Kolkata,  Over 400 successful School Service Commission (SSC) examination candidates withdrew their 29-day relay hunger strike on Thursday, a day after West Bengal Chief Minister Mamata Banerjee met them with the assurance that her government would try to find a solution within the first week of June after Lok Sabha elections are over.

The candidates ended their agitation following a meeting with state Education Minister Partha Chatterjee, but said they would review the situation after the first week of June.

A five-member delegation of the hunger strikers met Chatterjee, who reiterated the promise made by the Chief Minister.

The SSC aspirants were holding the hunger strike at central Kolkata’s Mayo Road since February 28, accusing the state government of irregularities in appointing assistant teachers at the state-run schools and demanded that the available vacancies be immediately filled.

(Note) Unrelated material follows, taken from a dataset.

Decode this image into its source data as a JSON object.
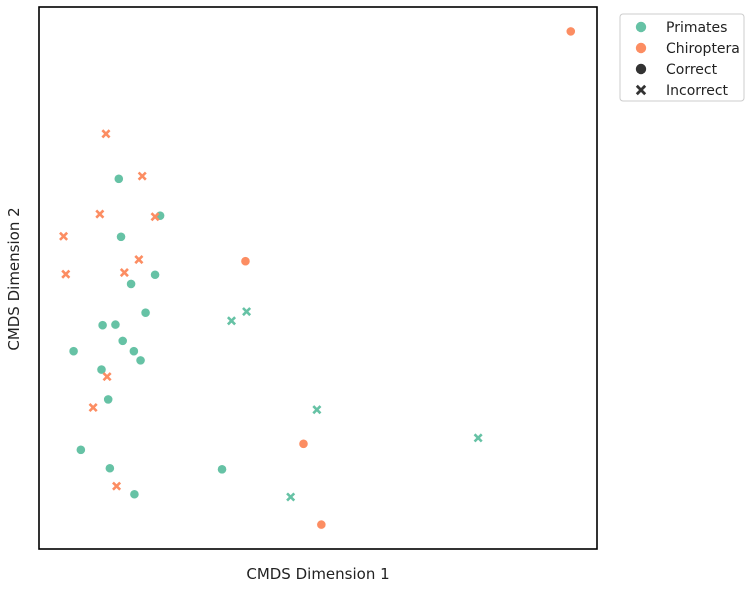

The agitating candidates, all of whom have successfully cleared both SSC written test and interview more than a year back, have urged the state government to publish the full list of candidates, qualified in the SSC examination along with the details of marks obtained by them and notify the exact number of vacancies for teachers in the state-run schools.

Nearly 80 agitators, many of them women, had fallen ill while two would be mothers suffered a miscarriage and two more persons got infected by Dengue during the hunger strike, the agitators had claimed.